Detection of copy number variation in whole-exome targeted DNA sequencing of schizophrenia patients

October 6, 2011
2:50 pm - 4:00 pm
Halligan 111


There has been much recent debate regarding the genetic architecture underlying susceptibility to schizophrenia and other neuropsychiatric diseases. Nonetheless, it is clear that rare copy number variations (CNV) play a role in the pathology of schizophrenia. Most work on this topic has been done using pre-defined single-nucleotide polymorphism (SNP) arrays. In order to more fully elucidate this phenomenon at higher genomic resolution and identify rare CNV (both deletions and duplications), we have undertaken high-coverage whole- exome targeted resequencing of 1000 matched Swedish schizophrenia cases and controls. Specifically, we use the high-coverage sequencing read depth as a proxy for copy number, so that we would like to identify regions where a particular sample has significant depletion or enrichment in sequenced reads and infer a deletion or duplication CNV, respectively. However, this effort is confounded by multiple known biological factors, including GC content of the targeted exome intervals, the size and sequence complexity of these intervals, sequencing batch, proximity to segmental duplications, and nucleotide- level population variation, all of which may lead to differential capture of exomic sequence or sequencing efficiency. Moreover, there are presumably multiple unknown factors and interactions between all such factors that lead to sample-specific variability in read depth that does not directly result from genomic copy number variation. In order to overcome these issues, we have performed rigorous statistical, data-driven normalization using a principal component analysis (PCA) approach. We detected and removed read depth variation driven by these factors, resulting in a de-noised data set with which we then proceeded to make CNV calls using a hidden Markov model (HMM) algorithm for segmentation of the exome into diploid, deletion, and duplication regions for each sample.

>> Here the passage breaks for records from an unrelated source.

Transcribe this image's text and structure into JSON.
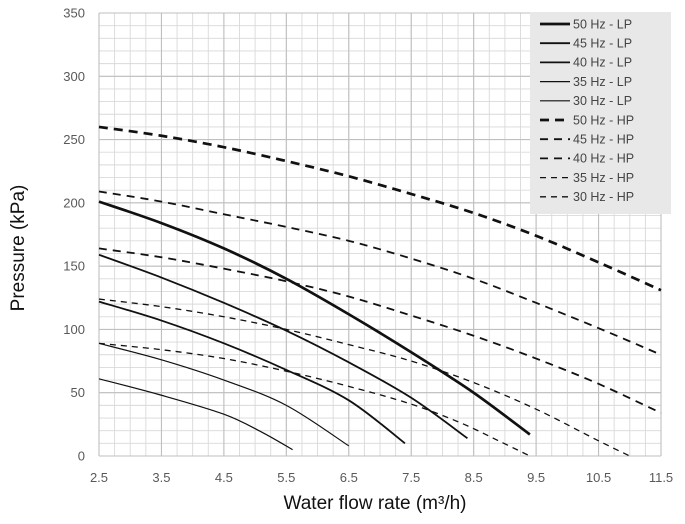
{
  "chart_data": {
    "type": "line",
    "xlabel": "Water flow rate (m³/h)",
    "ylabel": "Pressure (kPa)",
    "xlim": [
      2.5,
      11.5
    ],
    "ylim": [
      0,
      350
    ],
    "x_ticks": [
      2.5,
      3.5,
      4.5,
      5.5,
      6.5,
      7.5,
      8.5,
      9.5,
      10.5,
      11.5
    ],
    "y_ticks": [
      0,
      50,
      100,
      150,
      200,
      250,
      300,
      350
    ],
    "x_tick_labels": [
      "2.5",
      "3.5",
      "4.5",
      "5.5",
      "6.5",
      "7.5",
      "8.5",
      "9.5",
      "10.5",
      "11.5"
    ],
    "y_tick_labels": [
      "0",
      "50",
      "100",
      "150",
      "200",
      "250",
      "300",
      "350"
    ],
    "grid": true,
    "legend_position": "top-right",
    "series": [
      {
        "name": "50 Hz - LP",
        "style": "solid-thick",
        "x": [
          2.5,
          3.5,
          4.5,
          5.5,
          6.5,
          7.5,
          8.5,
          9.4
        ],
        "y": [
          201,
          184,
          164,
          140,
          112,
          82,
          50,
          17
        ]
      },
      {
        "name": "45 Hz - LP",
        "style": "solid-medium",
        "x": [
          2.5,
          3.5,
          4.5,
          5.5,
          6.5,
          7.5,
          8.4
        ],
        "y": [
          159,
          141,
          121,
          99,
          74,
          46,
          14
        ]
      },
      {
        "name": "40 Hz - LP",
        "style": "solid-medium",
        "x": [
          2.5,
          3.5,
          4.5,
          5.5,
          6.5,
          7.4
        ],
        "y": [
          122,
          107,
          89,
          68,
          44,
          10
        ]
      },
      {
        "name": "35 Hz - LP",
        "style": "solid-thin",
        "x": [
          2.5,
          3.5,
          4.5,
          5.5,
          6.5
        ],
        "y": [
          89,
          76,
          60,
          40,
          8
        ]
      },
      {
        "name": "30 Hz - LP",
        "style": "solid-thin",
        "x": [
          2.5,
          3.5,
          4.5,
          5.1,
          5.6
        ],
        "y": [
          61,
          48,
          33,
          19,
          5
        ]
      },
      {
        "name": "50 Hz - HP",
        "style": "dash-thick",
        "x": [
          2.5,
          3.5,
          4.5,
          5.5,
          6.5,
          7.5,
          8.5,
          9.5,
          10.5,
          11.5
        ],
        "y": [
          260,
          253,
          244,
          233,
          221,
          207,
          192,
          174,
          153,
          131
        ]
      },
      {
        "name": "45 Hz - HP",
        "style": "dash-medium",
        "x": [
          2.5,
          3.5,
          4.5,
          5.5,
          6.5,
          7.5,
          8.5,
          9.5,
          10.5,
          11.5
        ],
        "y": [
          209,
          201,
          191,
          181,
          170,
          156,
          140,
          121,
          101,
          80
        ]
      },
      {
        "name": "40 Hz - HP",
        "style": "dash-medium",
        "x": [
          2.5,
          3.5,
          4.5,
          5.5,
          6.5,
          7.5,
          8.5,
          9.5,
          10.5,
          11.5
        ],
        "y": [
          164,
          157,
          148,
          138,
          126,
          111,
          95,
          77,
          57,
          34
        ]
      },
      {
        "name": "35 Hz - HP",
        "style": "dash-thin",
        "x": [
          2.5,
          3.5,
          4.5,
          5.5,
          6.5,
          7.5,
          8.5,
          9.5,
          10.5,
          11.0
        ],
        "y": [
          124,
          118,
          110,
          100,
          88,
          75,
          58,
          37,
          12,
          0
        ]
      },
      {
        "name": "30 Hz - HP",
        "style": "dash-thin",
        "x": [
          2.5,
          3.5,
          4.5,
          5.5,
          6.5,
          7.5,
          8.3,
          8.9,
          9.4
        ],
        "y": [
          89,
          84,
          77,
          67,
          55,
          41,
          26,
          12,
          0
        ]
      }
    ]
  }
}
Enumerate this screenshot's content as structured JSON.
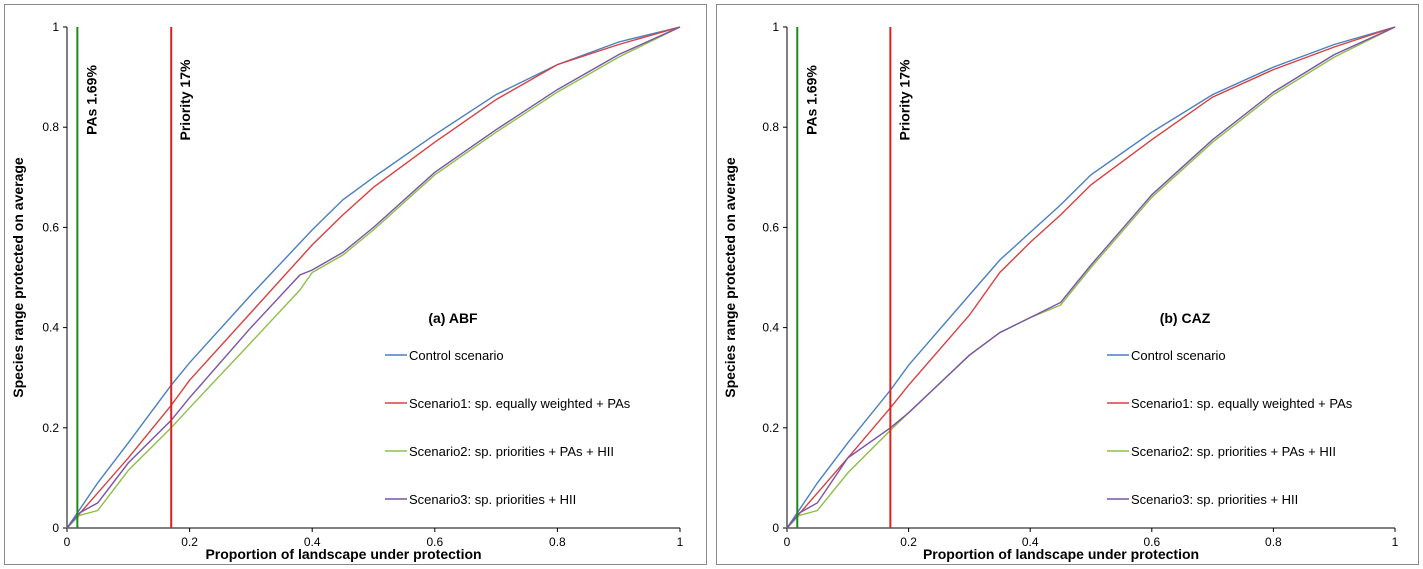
{
  "chart_data": [
    {
      "type": "line",
      "title": "(a) ABF",
      "xlabel": "Proportion of landscape under protection",
      "ylabel": "Species range protected on average",
      "xlim": [
        0,
        1
      ],
      "ylim": [
        0,
        1
      ],
      "xticks": [
        "0",
        "0.2",
        "0.4",
        "0.6",
        "0.8",
        "1"
      ],
      "yticks": [
        "0",
        "0.2",
        "0.4",
        "0.6",
        "0.8",
        "1"
      ],
      "grid": false,
      "legend_position": "right",
      "vertical_lines": [
        {
          "x": 0.0169,
          "label": "PAs 1.69%",
          "color": "#1a8a1a"
        },
        {
          "x": 0.17,
          "label": "Priority 17%",
          "color": "#e02020"
        }
      ],
      "series": [
        {
          "name": "Control scenario",
          "color": "#4a7fc1",
          "x": [
            0,
            0.05,
            0.1,
            0.17,
            0.2,
            0.3,
            0.4,
            0.45,
            0.5,
            0.6,
            0.7,
            0.8,
            0.9,
            1.0
          ],
          "y": [
            0,
            0.09,
            0.17,
            0.285,
            0.33,
            0.465,
            0.595,
            0.655,
            0.7,
            0.785,
            0.865,
            0.925,
            0.97,
            1.0
          ]
        },
        {
          "name": "Scenario1: sp. equally weighted + PAs",
          "color": "#d94040",
          "x": [
            0,
            0.05,
            0.1,
            0.17,
            0.2,
            0.3,
            0.4,
            0.45,
            0.5,
            0.6,
            0.7,
            0.8,
            0.9,
            1.0
          ],
          "y": [
            0,
            0.07,
            0.14,
            0.245,
            0.295,
            0.43,
            0.565,
            0.625,
            0.68,
            0.77,
            0.855,
            0.925,
            0.965,
            1.0
          ]
        },
        {
          "name": "Scenario2: sp. priorities + PAs + HII",
          "color": "#8cc04a",
          "x": [
            0,
            0.02,
            0.05,
            0.1,
            0.17,
            0.2,
            0.3,
            0.38,
            0.4,
            0.45,
            0.5,
            0.6,
            0.7,
            0.8,
            0.9,
            1.0
          ],
          "y": [
            0,
            0.025,
            0.035,
            0.115,
            0.2,
            0.24,
            0.37,
            0.475,
            0.51,
            0.545,
            0.595,
            0.705,
            0.79,
            0.87,
            0.94,
            1.0
          ]
        },
        {
          "name": "Scenario3: sp. priorities + HII",
          "color": "#7b52a8",
          "x": [
            0,
            0.02,
            0.05,
            0.1,
            0.17,
            0.2,
            0.3,
            0.38,
            0.4,
            0.45,
            0.5,
            0.6,
            0.7,
            0.8,
            0.9,
            1.0
          ],
          "y": [
            0,
            0.03,
            0.05,
            0.13,
            0.215,
            0.26,
            0.4,
            0.505,
            0.515,
            0.55,
            0.6,
            0.71,
            0.795,
            0.875,
            0.945,
            1.0
          ]
        }
      ]
    },
    {
      "type": "line",
      "title": "(b) CAZ",
      "xlabel": "Proportion of landscape under protection",
      "ylabel": "Species range protected on average",
      "xlim": [
        0,
        1
      ],
      "ylim": [
        0,
        1
      ],
      "xticks": [
        "0",
        "0.2",
        "0.4",
        "0.6",
        "0.8",
        "1"
      ],
      "yticks": [
        "0",
        "0.2",
        "0.4",
        "0.6",
        "0.8",
        "1"
      ],
      "grid": false,
      "legend_position": "right",
      "vertical_lines": [
        {
          "x": 0.0169,
          "label": "PAs 1.69%",
          "color": "#1a8a1a"
        },
        {
          "x": 0.17,
          "label": "Priority 17%",
          "color": "#e02020"
        }
      ],
      "series": [
        {
          "name": "Control scenario",
          "color": "#4a7fc1",
          "x": [
            0,
            0.05,
            0.1,
            0.17,
            0.2,
            0.3,
            0.35,
            0.4,
            0.45,
            0.5,
            0.6,
            0.7,
            0.8,
            0.9,
            1.0
          ],
          "y": [
            0,
            0.09,
            0.17,
            0.275,
            0.325,
            0.465,
            0.535,
            0.59,
            0.645,
            0.705,
            0.79,
            0.865,
            0.92,
            0.965,
            1.0
          ]
        },
        {
          "name": "Scenario1: sp. equally weighted + PAs",
          "color": "#d94040",
          "x": [
            0,
            0.05,
            0.1,
            0.17,
            0.2,
            0.3,
            0.35,
            0.4,
            0.45,
            0.5,
            0.6,
            0.7,
            0.8,
            0.9,
            1.0
          ],
          "y": [
            0,
            0.07,
            0.14,
            0.24,
            0.285,
            0.425,
            0.51,
            0.57,
            0.625,
            0.685,
            0.775,
            0.86,
            0.915,
            0.96,
            1.0
          ]
        },
        {
          "name": "Scenario2: sp. priorities + PAs + HII",
          "color": "#8cc04a",
          "x": [
            0,
            0.02,
            0.05,
            0.1,
            0.17,
            0.2,
            0.3,
            0.35,
            0.4,
            0.45,
            0.5,
            0.55,
            0.6,
            0.7,
            0.8,
            0.9,
            1.0
          ],
          "y": [
            0,
            0.025,
            0.035,
            0.11,
            0.195,
            0.23,
            0.345,
            0.39,
            0.42,
            0.445,
            0.52,
            0.59,
            0.66,
            0.77,
            0.865,
            0.94,
            1.0
          ]
        },
        {
          "name": "Scenario3: sp. priorities + HII",
          "color": "#7b52a8",
          "x": [
            0,
            0.02,
            0.05,
            0.1,
            0.17,
            0.2,
            0.3,
            0.35,
            0.4,
            0.45,
            0.5,
            0.55,
            0.6,
            0.7,
            0.8,
            0.9,
            1.0
          ],
          "y": [
            0,
            0.03,
            0.05,
            0.14,
            0.2,
            0.23,
            0.345,
            0.39,
            0.42,
            0.45,
            0.525,
            0.595,
            0.665,
            0.775,
            0.87,
            0.945,
            1.0
          ]
        }
      ]
    }
  ]
}
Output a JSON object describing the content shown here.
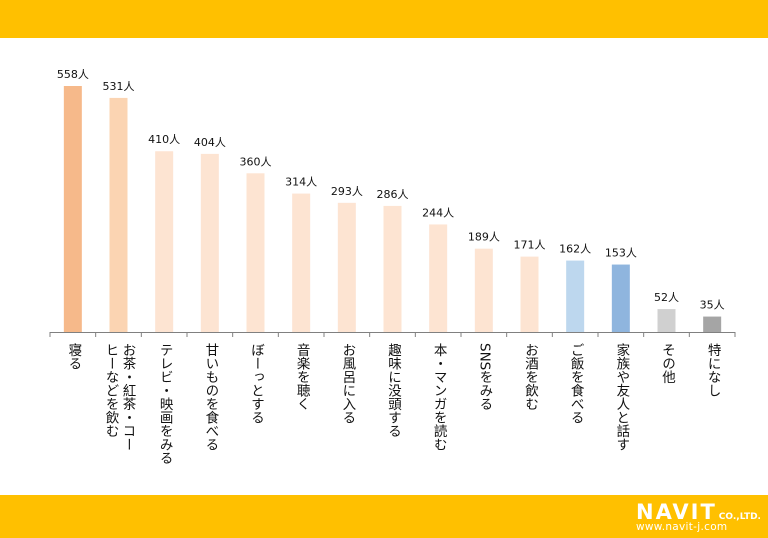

Menachem obtained a BSc in each of the Life Sciences and Computer Science at the Hebrew University of Jerusalem. He then continued there for his joint MSc in Computer Science and Genomics/Bioinformatics, followed by a PhD in Computer Science. He currently holds a staff scientist position in the Stanley Center for Psychiatric Research in the Broad Institute of MIT and Harvard. His research interests have included protein family clustering, probabilistic graphical models, discrete optimization, protein design, and detection of structural genetic variation.